3. Sign the petitions. There are two petitions, one set up by Heidi Alexander MP and another on the e-petitions website.

4. Attend one of the public meetings and tackle the TSA directly on this.


I can only reiterate that we cannot sit back and let this happen to us, we must do everything we can as individuals to stop it and put pressure on those of our elected representatives who aren't standing up for us and make them do so! They work for us!

Update 19 November: see 853 for another take on this meeting.

3 comments:

Pocamac said...

thanks for this, Clare

v useful to have links etc in one place

Deptford Pudding said...

Thanks for this summary. I've completed the survey (?) and used the link to the 'How To Fill It In'. Thanks again.

Anonymous said...

25 November 2012
Dear Clare,
Thank you very much for your blog.
I have serious concerns that the entire medical services across London will be affected as it is the "domino effect" of changing not just one hospital and opening other facilities, but major upheaval of several Trusts. I believe that people will suffer greatly, and it has not been properly considered.

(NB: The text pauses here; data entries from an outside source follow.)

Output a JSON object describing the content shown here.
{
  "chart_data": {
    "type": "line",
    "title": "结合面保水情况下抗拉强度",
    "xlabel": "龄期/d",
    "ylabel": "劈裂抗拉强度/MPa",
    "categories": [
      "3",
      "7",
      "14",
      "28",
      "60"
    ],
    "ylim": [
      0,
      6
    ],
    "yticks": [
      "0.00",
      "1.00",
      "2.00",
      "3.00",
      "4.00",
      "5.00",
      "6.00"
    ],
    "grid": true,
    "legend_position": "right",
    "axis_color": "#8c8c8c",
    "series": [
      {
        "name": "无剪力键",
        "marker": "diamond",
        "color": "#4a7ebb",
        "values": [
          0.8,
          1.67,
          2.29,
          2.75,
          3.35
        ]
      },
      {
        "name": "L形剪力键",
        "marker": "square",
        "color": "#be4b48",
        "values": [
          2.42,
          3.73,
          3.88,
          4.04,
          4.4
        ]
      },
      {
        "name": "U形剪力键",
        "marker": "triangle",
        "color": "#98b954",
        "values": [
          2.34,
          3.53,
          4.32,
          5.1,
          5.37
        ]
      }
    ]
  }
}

I have written to Mr Kershaw and the South London Healthcare NHS Trust to state that this Trust was created in 2009 from 3 Trusts, and now, just as they are getting better clinical results with one of the lowest mortality rates in the entire country, the Administrator wants to close it all down.

I believe that Mr Mike Weaver Board Secretary, Mr Dominic Ford and Mr David Heap deserve praise for trying to keep SLHT going in the face of massive debts which were not of their making.

A way forward would be to give a billion pounds over, say, 30 year period to finance the current Trusts, including Lewisham Hospital, and SLHT, so that we can all go forward together.